Interim Commitee Diray Entries
On page 2 of the diary entries, the Interim Commitee reccomends that "the bomb should be used against Japan, without specific warning, as soon as possible, and against such a target as would make clear its devastating strength."  Not only did the Interim Commitee agree with the use of the atomic bomb against Japan, but when Truman told Stalin that the U.S. had developed a nuclear weapon, Stalin showed "no special interest and that the Generalissimo did not seem to have any conception of what Truman was talking about."

Draft Statement on the Dropping of the Bomb, July 30, 1945; President Secretary's File, Truman Papers
In these papers, on pages 2-3, it explains the reasons why Churchill and Roosevelt agreed that it was necessary to use the bomb. "  "The United States had available the large number of scientists of disctinction in the many needed areas of knowledge.  It had the tremendous industrial and financial resources necessary for the project and they could be devoted to it without undue inpairment of other vital war work.  In the United States the laboratory work and the production plants, on which a substantial start had already been made, would be out of reach of enemy bombing, while at that time Britain was exposed to constant air attack and was still threatened with the possibility of invasion."

The Bataan Death March - A Survivor's Story
Part of the reason the U.S. dropped the bomb on Japan was because Japan had tortured and killed thousands of prisoners of war during the Bataan Death March.  In this interview with a survivor of the march, he describes what the Japanese soldiers did to the P.O.W's.  "If people would fall down and couldn't go any further, the Japanese would either bayonet or shoot them. They also would bayonet prisoners who couldn't keep up...
Those who stepped out of line or had fallen out of ranks were beaten with clubs and/or rifle butts. Some American prisoners who couldn't keep up were run over by Japanese vehicles. I saw the remains of an American soldier who had been run over by a tank. I didn't see the actual event but the Japanese just left his remains in the middle of the road."
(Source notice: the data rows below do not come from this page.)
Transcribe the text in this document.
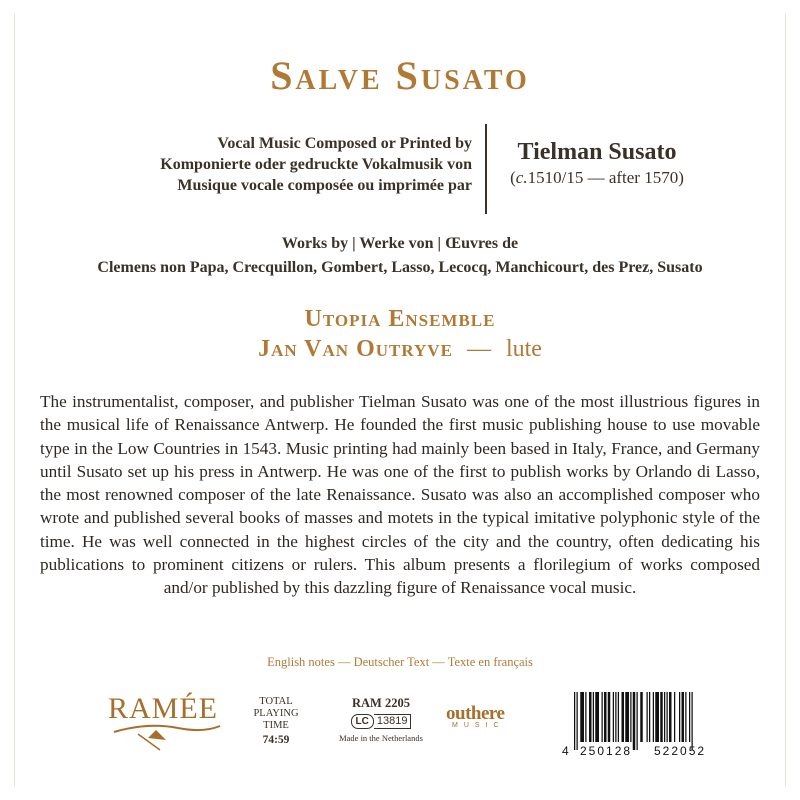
Salve Susato
Vocal Music Composed or Printed by
Komponierte oder gedruckte Vokalmusik von
Musique vocale composée ou imprimée par
Tielman Susato
(c.1510/15 — after 1570)
Works by | Werke von | Œuvres de
Clemens non Papa, Crecquillon, Gombert, Lasso, Lecocq, Manchicourt, des Prez, Susato
Utopia Ensemble
Jan Van Outryve — lute
The instrumentalist, composer, and publisher Tielman Susato was one of the most illustrious figures in the musical life of Renaissance Antwerp. He founded the first music publishing house to use movable type in the Low Countries in 1543. Music printing had mainly been based in Italy, France, and Germany until Susato set up his press in Antwerp. He was one of the first to publish works by Orlando di Lasso, the most renowned composer of the late Renaissance. Susato was also an accomplished composer who wrote and published several books of masses and motets in the typical imitative polyphonic style of the time. He was well connected in the highest circles of the city and the country, often dedicating his publications to prominent citizens or rulers. This album presents a florilegium of works composed and/or published by this dazzling figure of Renaissance vocal music.
English notes — Deutscher Text — Texte en français
RAMÉE	TOTAL
PLAYING
TIME
74:59
RAM 2205
LC 13819
Made in the Netherlands
outhere
MUSIC
4 250128 522052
Press Release by the White House, August 6, 1945. Subject File, Ayers Papers.
This document was sent out the day the atomic bomb was dropped.  It explains the justification of why it was necessary to drop the bomb on Japan.  "It was to spare the Japanese people from utter destruction that the ultimatum of July 26 was issued at Potsdam.  Their leaders promptly rejected that ultimatum.  If they do not now accept our terms they may expect a rain of ruin  from the air, the like of which has never been seen on this earth.  Behind this air attack will follow sea and land forces in such numbers and power as they have not yet seen and with the fighting skill of which they are already well aware."

Press Release by Henry Stimson, August 6, 1945. Subject File, Ayers Papers.
This press release by Stimson was released to show the incredible advancement in science and technology that the U.S. made by creating and dropping the atomic bomb.  "The recent use of the atomic bomb over Japan, which was today made known by the President, is the cumulation of years of herculean effort on the part of science and industry working in cooperation with the military authorities.  this development which was carried forward by the many thousand participants with the utmost energy and the very highest sense of national duty, with the greatest secrecy and the most imperative of time schedules, probably represents the greatest achievement of the combined efforts of science, industry, labor, and the military in all history."